Fui revelado!

Quando falamos em fotografia, sempre estamos entrando numa área banhada, recheada e coberta por vários sentimentos misturados. Alguns nobres, outros nem tanto. Cada registro é composto por muitas formas, cores e motivações.

Amantes da fotografia são fascinados por aquele “poder” incrível de congelar o tempo. Isso é inerente à essa forma de comunicação. Sabemos que a vida passa rapidamente e fotografar nos dá uma possibilidade (mesmo que restrita) de guardar fragmentos de passado. Melancólicos como eu, acham isso o máximo!

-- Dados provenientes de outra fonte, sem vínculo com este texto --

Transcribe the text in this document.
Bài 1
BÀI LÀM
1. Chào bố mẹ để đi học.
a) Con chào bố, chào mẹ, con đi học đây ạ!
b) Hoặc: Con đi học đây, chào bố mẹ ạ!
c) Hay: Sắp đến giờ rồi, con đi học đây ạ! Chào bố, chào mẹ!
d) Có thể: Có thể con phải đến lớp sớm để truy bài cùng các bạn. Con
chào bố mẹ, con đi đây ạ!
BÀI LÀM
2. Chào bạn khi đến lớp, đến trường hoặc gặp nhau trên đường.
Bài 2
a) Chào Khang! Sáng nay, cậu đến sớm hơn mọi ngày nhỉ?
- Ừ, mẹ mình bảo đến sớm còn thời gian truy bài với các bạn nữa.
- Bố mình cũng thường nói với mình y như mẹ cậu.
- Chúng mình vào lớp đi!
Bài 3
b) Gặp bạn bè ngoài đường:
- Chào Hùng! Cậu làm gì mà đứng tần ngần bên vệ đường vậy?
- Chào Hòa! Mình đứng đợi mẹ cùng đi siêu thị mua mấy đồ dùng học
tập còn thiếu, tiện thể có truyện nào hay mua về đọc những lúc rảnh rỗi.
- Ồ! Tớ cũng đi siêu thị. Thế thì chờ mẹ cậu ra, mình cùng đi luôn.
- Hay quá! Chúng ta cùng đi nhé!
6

Outro aspecto fascinante é a comunicação não-verbal, visual e imediata. Uma boa fotografia fala por si. Você “bate o olho” e a mensagem é transmitida. Eu, pessoalmente, creio que a foto que precisa de muita explicação, legenda, texto embaixo, do lado, em cima, autor blá, blá… não funcionou. Deleta e faz outra! rsrs.

Além disso todo mundo sabe (com maior ou menor grau de consciência) que falamos de NÓS ao mostrar fotos que fizemos. Naquele momento em que algo te chama a atenção e você se concentra em pegar sua câmera, fazer algum ajuste, apontar e CLICK… algo importante PRA VOCÊ foi registrado. Aquela imagem tem você nela! Tem algo nela que te “sequestrou” por um instante. Isso pode ser muito revelador!

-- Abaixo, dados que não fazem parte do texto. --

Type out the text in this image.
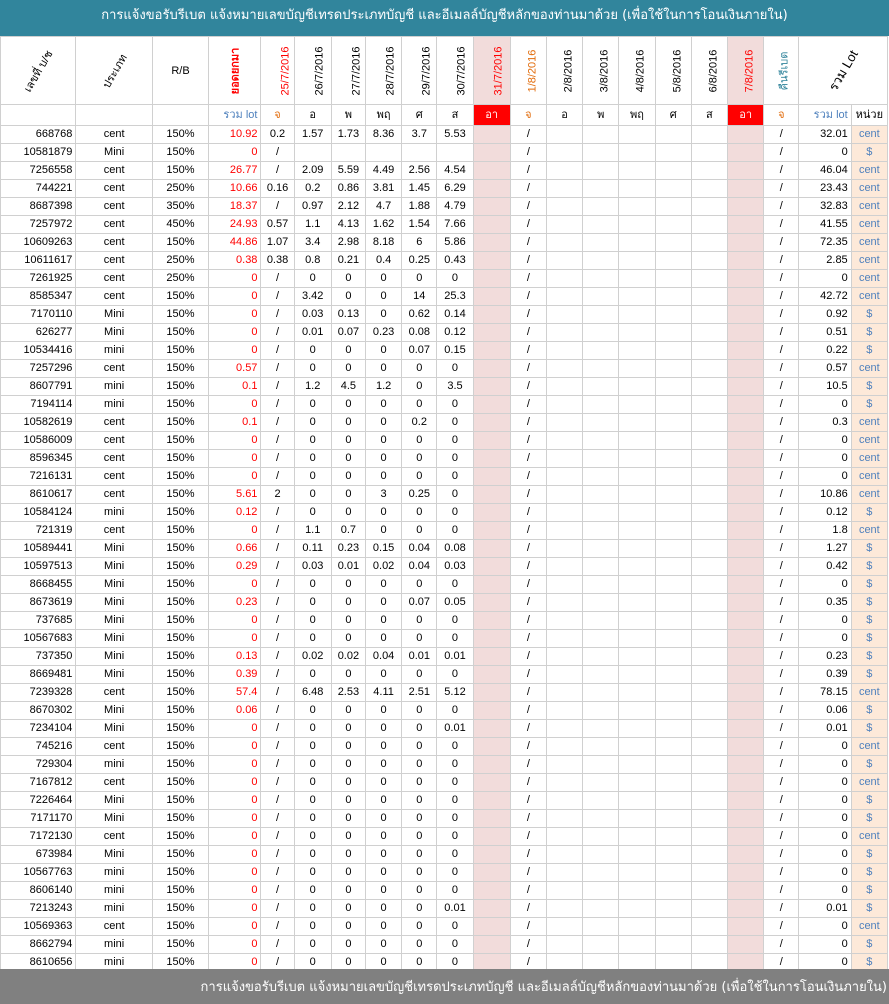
การแจ้งขอรับรีเบต แจ้งหมายเลขบัญชีเทรดประเภทบัญชี และอีเมลล์บัญชีหลักของท่านมาด้วย (เพื่อใช้ในการโอนเงินภายใน)
เลขที่ บ/ช	ประเภท	R/B	ยอดยกมา	25/7/2016	26/7/2016	27/7/2016	28/7/2016	29/7/2016	30/7/2016	31/7/2016	1/8/2016	2/8/2016	3/8/2016	4/8/2016	5/8/2016	6/8/2016	7/8/2016	คืนรีเบต	รวม Lot	
			รวม lot	จ	อ	พ	พฤ	ศ	ส	อา	จ	อ	พ	พฤ	ศ	ส	อา	จ	รวม lot	หน่วย
668768	cent	150%	10.92	0.2	1.57	1.73	8.36	3.7	5.53		/							/	32.01	cent
10581879	Mini	150%	0	/							/							/	0	$
7256558	cent	150%	26.77	/	2.09	5.59	4.49	2.56	4.54		/							/	46.04	cent
744221	cent	250%	10.66	0.16	0.2	0.86	3.81	1.45	6.29		/							/	23.43	cent
8687398	cent	350%	18.37	/	0.97	2.12	4.7	1.88	4.79		/							/	32.83	cent
7257972	cent	450%	24.93	0.57	1.1	4.13	1.62	1.54	7.66		/							/	41.55	cent
10609263	cent	150%	44.86	1.07	3.4	2.98	8.18	6	5.86		/							/	72.35	cent
10611617	cent	250%	0.38	0.38	0.8	0.21	0.4	0.25	0.43		/							/	2.85	cent
7261925	cent	250%	0	/	0	0	0	0	0		/							/	0	cent
8585347	cent	150%	0	/	3.42	0	0	14	25.3		/							/	42.72	cent
7170110	Mini	150%	0	/	0.03	0.13	0	0.62	0.14		/							/	0.92	$
626277	Mini	150%	0	/	0.01	0.07	0.23	0.08	0.12		/							/	0.51	$
10534416	mini	150%	0	/	0	0	0	0.07	0.15		/							/	0.22	$
7257296	cent	150%	0.57	/	0	0	0	0	0		/							/	0.57	cent
8607791	mini	150%	0.1	/	1.2	4.5	1.2	0	3.5		/							/	10.5	$
7194114	mini	150%	0	/	0	0	0	0	0		/							/	0	$
10582619	cent	150%	0.1	/	0	0	0	0.2	0		/							/	0.3	cent
10586009	cent	150%	0	/	0	0	0	0	0		/							/	0	cent
8596345	cent	150%	0	/	0	0	0	0	0		/							/	0	cent
7216131	cent	150%	0	/	0	0	0	0	0		/							/	0	cent
8610617	cent	150%	5.61	2	0	0	3	0.25	0		/							/	10.86	cent
10584124	mini	150%	0.12	/	0	0	0	0	0		/							/	0.12	$
721319	cent	150%	0	/	1.1	0.7	0	0	0		/							/	1.8	cent
10589441	Mini	150%	0.66	/	0.11	0.23	0.15	0.04	0.08		/							/	1.27	$
10597513	Mini	150%	0.29	/	0.03	0.01	0.02	0.04	0.03		/							/	0.42	$
8668455	Mini	150%	0	/	0	0	0	0	0		/							/	0	$
8673619	Mini	150%	0.23	/	0	0	0	0.07	0.05		/							/	0.35	$
737685	Mini	150%	0	/	0	0	0	0	0		/							/	0	$
10567683	Mini	150%	0	/	0	0	0	0	0		/							/	0	$
737350	Mini	150%	0.13	/	0.02	0.02	0.04	0.01	0.01		/							/	0.23	$
8669481	Mini	150%	0.39	/	0	0	0	0	0		/							/	0.39	$
7239328	cent	150%	57.4	/	6.48	2.53	4.11	2.51	5.12		/							/	78.15	cent
8670302	Mini	150%	0.06	/	0	0	0	0	0		/							/	0.06	$
7234104	Mini	150%	0	/	0	0	0	0	0.01		/							/	0.01	$
745216	cent	150%	0	/	0	0	0	0	0		/							/	0	cent
729304	mini	150%	0	/	0	0	0	0	0		/							/	0	$
7167812	cent	150%	0	/	0	0	0	0	0		/							/	0	cent
7226464	Mini	150%	0	/	0	0	0	0	0		/							/	0	$
7171170	Mini	150%	0	/	0	0	0	0	0		/							/	0	$
7172130	cent	150%	0	/	0	0	0	0	0		/							/	0	cent
673984	Mini	150%	0	/	0	0	0	0	0		/							/	0	$
10567763	mini	150%	0	/	0	0	0	0	0		/							/	0	$
8606140	mini	150%	0	/	0	0	0	0	0		/							/	0	$
7213243	mini	150%	0	/	0	0	0	0	0.01		/							/	0.01	$
10569363	cent	150%	0	/	0	0	0	0	0		/							/	0	cent
8662794	mini	150%	0	/	0	0	0	0	0		/							/	0	$
8610656	mini	150%	0	/	0	0	0	0	0		/							/	0	$
การแจ้งขอรับรีเบต แจ้งหมายเลขบัญชีเทรดประเภทบัญชี และอีเมลล์บัญชีหลักของท่านมาด้วย (เพื่อใช้ในการโอนเงินภายใน)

Nos nossos dias podemos mostrar rapidamente e pra muita gente as nossas capturas! Em tempos de Instagram, Facebook, Picasa, Flickr, 500px… Gostamos de dizer quem somos, o que sentimos, como vemos o mundo, do que gostamos… e tá “facinho”, “facinho”! Pelo menos muitos de nós gostam, vide o sucesso das redes sociais. Somos exibidos!

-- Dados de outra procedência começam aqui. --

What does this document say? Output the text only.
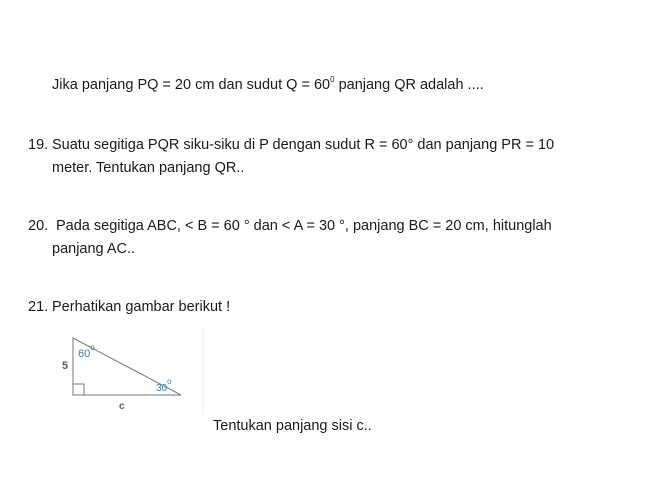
Jika panjang PQ = 20 cm dan sudut $Q = 60^0$ panjang QR adalah ....
19. Suatu segitiga PQR siku-siku di P dengan sudut R = 60° dan panjang PR = 10
meter. Tentukan panjang QR..
20. Pada segitiga ABC, < B = 60 ° dan < A = 30 °, panjang BC = 20 cm, hitunglah
panjang AC..
21. Perhatikan gambar berikut !
5
c
60$^o$
30$^o$
Tentukan panjang sisi c..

Essa nossa paixão chamada fotografia, nos permite muita coisa. Eu destaco como a principal, o poder impactante, rápido, preciso e belo de comunicar. E não restrinjo essa comunicação à uma categoria limitada que “tem” que ser traduzida em palavras. Impressões e sentimentos podem e devem ser abstraídos da imagem, e inevitavelmente o são. Algumas fotografias são muito difíceis de serem explicadas, mas elas nos falam, nos tocam, nos remetem à um tempo, clima, local determinado.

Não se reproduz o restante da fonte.